1 Jul 2021

Data stolen from Waikato DHB during cyberattack may be sold online, expert says

7:26 am on 1 July 2021

An information security expert says patient data stolen from Waikato DHB may be sold online to people trying to take out loans as well as other forms of identity theft.

Waikato Hospital

file image. Photo: RNZ / Simon Rogers

Information taken from the health board and this week posted on the dark web includes patients' records and personally identifiable information such as addresses and copies of passports.

Aura Information Security general manager Peter Bailey said there are marketplaces on the dark web for this kind of information for criminals to use for fraudulent reasons.

Aura saw a lot of this type of theft, especially of sensitive data from hospitals and banks, and the subsequent attempt to resell this data on dark web marketplaces.

"Personally identifiable information where you've got names and addresses and some banking information - they go for anywhere between $6 and $10 per item, whereas a scanned passport could go for $20 or $30," Bailey said.

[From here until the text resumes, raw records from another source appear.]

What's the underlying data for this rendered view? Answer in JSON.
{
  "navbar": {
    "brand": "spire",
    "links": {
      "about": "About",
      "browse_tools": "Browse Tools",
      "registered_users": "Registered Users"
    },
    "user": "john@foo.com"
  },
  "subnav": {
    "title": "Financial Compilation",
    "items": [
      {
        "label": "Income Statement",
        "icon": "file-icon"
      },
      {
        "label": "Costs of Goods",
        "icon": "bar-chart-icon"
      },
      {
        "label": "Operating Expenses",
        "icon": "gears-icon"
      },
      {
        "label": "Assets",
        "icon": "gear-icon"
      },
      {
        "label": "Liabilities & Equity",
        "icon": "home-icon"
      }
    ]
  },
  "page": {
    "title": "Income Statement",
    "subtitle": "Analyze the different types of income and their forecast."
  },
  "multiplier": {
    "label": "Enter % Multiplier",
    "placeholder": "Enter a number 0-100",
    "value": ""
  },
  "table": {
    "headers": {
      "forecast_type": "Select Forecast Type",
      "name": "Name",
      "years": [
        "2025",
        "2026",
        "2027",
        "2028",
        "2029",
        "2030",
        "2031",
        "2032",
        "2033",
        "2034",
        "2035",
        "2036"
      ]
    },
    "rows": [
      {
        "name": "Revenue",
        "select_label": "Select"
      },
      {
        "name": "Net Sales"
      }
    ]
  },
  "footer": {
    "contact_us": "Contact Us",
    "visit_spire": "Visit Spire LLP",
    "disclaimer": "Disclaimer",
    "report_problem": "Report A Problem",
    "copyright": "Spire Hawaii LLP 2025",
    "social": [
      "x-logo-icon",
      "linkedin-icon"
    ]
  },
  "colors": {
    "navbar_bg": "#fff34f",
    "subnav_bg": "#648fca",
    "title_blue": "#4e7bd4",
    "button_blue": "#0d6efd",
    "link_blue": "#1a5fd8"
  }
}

It was not known how many patients and staff had their information taken in the breach. There are about 435,000 people living in the Waikato DHB area.

Bailey said there was a "fair amount of money" to be made from the sale of private data.

People should be aware identity theft was a possibility and at the higher end of the scale criminals could attempt to take out a mortgage or loan.

"When we see these sorts of attacks happen and people lose their data, it definitely can be a concern," Bailey said.

"Obviously banks are aware this kind of identity fraud is out there and there are a lot of checks and balances in place to try stop that happening... The more information they have, the more likely it is they can set up these accounts. So things like passport information, drivers' licences, name and addresses."

There were other possibilities, such as a leaked phone number or email address being contacted by scammers, he said.

If Waikato DHB patients were concerned, they should change their usernames and passwords on online accounts, keep an extra eye out for phishing and scam emails, and raise the issue with the bank so they were aware the customer's details have been leaked, Bailey said.